The idea is to plot the vertices of a graph against each other and place symbols in spaces within the matrix to represent relationships between the vertices.

“We know a lot about matrices,” Buluç says. There are decades of computational science research on matrices but a relative lack of tools suited to work with graphs. Once a graph is represented as a matrix, additional tools become available to analyze the graph. “Not all of the tools are there, but it gives you more intuition and ideas.”

In fact, Gilbert explains, a more familiar scenario would be to reverse the procedure and represent matrices as graphs. For decades, graph algorithms have been used to solve large matrix computations, without much regard to the energy costs. “What’s happened in the past 10 to a dozen years is that people working in large-scale supercomputing have turned to using graphs for their own sake.”

Graphs are especially powerful for analyzing networks, which have become important in finance, genomics and, of course, the Internet. As a result, Gilbert’s lab and other groups have turned the tables, retooling techniques that employed graphs to solve matrix problems into new techniques that use matrices to solve graph problems.

“So matrix computation is returning the favor to graph theory,” Gilbert says.

In his new endeavors, Buluç intends to take particular advantage of time-honored shortest-path algorithms and the ability to divide and conquer a large graph, using its matrix to group vertices into clusters.

These time- and energy-saving techniques could, of course, be used in many more applications than genomics. Climate modeling, ecology, chemistry, astrophysics and many other disciplines face challenges that the use of matrices to analyze large graphs could help surmount.

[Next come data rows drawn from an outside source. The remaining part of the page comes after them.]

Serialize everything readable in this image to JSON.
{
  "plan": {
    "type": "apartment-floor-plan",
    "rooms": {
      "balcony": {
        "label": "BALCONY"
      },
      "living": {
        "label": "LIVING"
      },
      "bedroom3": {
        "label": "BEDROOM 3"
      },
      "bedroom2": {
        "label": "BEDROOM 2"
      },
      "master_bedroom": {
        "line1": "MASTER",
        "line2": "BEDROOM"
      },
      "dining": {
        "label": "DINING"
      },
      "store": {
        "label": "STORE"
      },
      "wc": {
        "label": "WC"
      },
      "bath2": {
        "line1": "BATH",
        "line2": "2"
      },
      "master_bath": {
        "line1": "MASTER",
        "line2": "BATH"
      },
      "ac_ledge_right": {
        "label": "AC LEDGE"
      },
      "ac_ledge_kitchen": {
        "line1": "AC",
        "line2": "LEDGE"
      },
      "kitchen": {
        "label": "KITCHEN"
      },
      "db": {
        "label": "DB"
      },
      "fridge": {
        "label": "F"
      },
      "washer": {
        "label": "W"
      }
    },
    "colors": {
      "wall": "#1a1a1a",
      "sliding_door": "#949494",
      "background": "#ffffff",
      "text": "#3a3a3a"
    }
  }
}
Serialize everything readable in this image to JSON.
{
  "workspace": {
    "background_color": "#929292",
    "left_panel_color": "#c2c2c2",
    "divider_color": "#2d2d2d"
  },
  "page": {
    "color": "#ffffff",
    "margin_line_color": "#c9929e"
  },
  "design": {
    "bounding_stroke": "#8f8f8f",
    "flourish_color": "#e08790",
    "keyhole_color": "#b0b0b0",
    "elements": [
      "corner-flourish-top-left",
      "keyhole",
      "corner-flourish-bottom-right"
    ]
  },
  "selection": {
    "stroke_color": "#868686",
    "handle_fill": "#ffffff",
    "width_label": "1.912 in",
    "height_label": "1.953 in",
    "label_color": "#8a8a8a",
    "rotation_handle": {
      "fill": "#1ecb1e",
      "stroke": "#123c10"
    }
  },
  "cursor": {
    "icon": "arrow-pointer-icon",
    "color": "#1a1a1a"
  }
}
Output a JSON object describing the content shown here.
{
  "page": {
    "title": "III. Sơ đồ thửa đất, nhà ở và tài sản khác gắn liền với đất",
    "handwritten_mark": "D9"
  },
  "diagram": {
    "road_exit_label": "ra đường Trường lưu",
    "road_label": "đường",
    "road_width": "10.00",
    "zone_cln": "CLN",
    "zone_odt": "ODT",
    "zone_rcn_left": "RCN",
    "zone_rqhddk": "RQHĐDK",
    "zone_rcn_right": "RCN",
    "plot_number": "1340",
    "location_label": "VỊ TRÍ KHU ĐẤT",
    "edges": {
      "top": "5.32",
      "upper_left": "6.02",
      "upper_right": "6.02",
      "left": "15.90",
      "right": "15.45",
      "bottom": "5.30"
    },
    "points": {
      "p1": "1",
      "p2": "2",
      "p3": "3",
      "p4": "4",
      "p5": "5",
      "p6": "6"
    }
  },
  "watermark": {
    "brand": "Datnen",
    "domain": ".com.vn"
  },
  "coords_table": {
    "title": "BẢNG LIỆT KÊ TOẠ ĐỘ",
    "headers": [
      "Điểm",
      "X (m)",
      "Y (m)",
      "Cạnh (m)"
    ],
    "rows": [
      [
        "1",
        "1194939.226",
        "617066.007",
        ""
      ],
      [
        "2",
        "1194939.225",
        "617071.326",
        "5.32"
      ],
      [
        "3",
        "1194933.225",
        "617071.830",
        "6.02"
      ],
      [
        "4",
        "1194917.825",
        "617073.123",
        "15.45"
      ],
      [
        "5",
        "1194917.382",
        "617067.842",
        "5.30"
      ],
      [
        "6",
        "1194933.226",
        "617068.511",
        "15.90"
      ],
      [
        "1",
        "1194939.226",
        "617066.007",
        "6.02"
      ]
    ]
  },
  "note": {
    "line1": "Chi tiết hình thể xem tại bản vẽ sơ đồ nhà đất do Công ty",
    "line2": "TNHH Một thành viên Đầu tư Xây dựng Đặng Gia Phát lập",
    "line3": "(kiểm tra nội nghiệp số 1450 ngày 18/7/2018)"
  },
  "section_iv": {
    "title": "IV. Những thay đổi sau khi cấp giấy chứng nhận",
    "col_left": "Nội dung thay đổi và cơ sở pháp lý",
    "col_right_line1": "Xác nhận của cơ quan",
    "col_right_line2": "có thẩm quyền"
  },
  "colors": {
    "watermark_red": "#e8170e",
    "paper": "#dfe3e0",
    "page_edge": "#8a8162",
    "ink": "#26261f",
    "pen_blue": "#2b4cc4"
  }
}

Gilbert credits Buluç with taking the use of matrices to a new level in solving graph problems. Buluç developed some of the first basic architectural pieces, some fundamental algorithms, a design for executing the techniques with the extra complications of distributed memory systems, and even the beginnings of a library of programs.

“The vision of using [matrices] to do graph algorithms existed,” Gilbert says. “What Ayd?n did was to make it large-scale, scalable, and industrial strength.”

“A matrix makes operations faster, scalable, and more energy-efficient,” Buluç says. “It lets you take something that would have taken you a couple of days, and it lets you do it in an hour. But that’s what computer science is all about, right? Doing things faster.”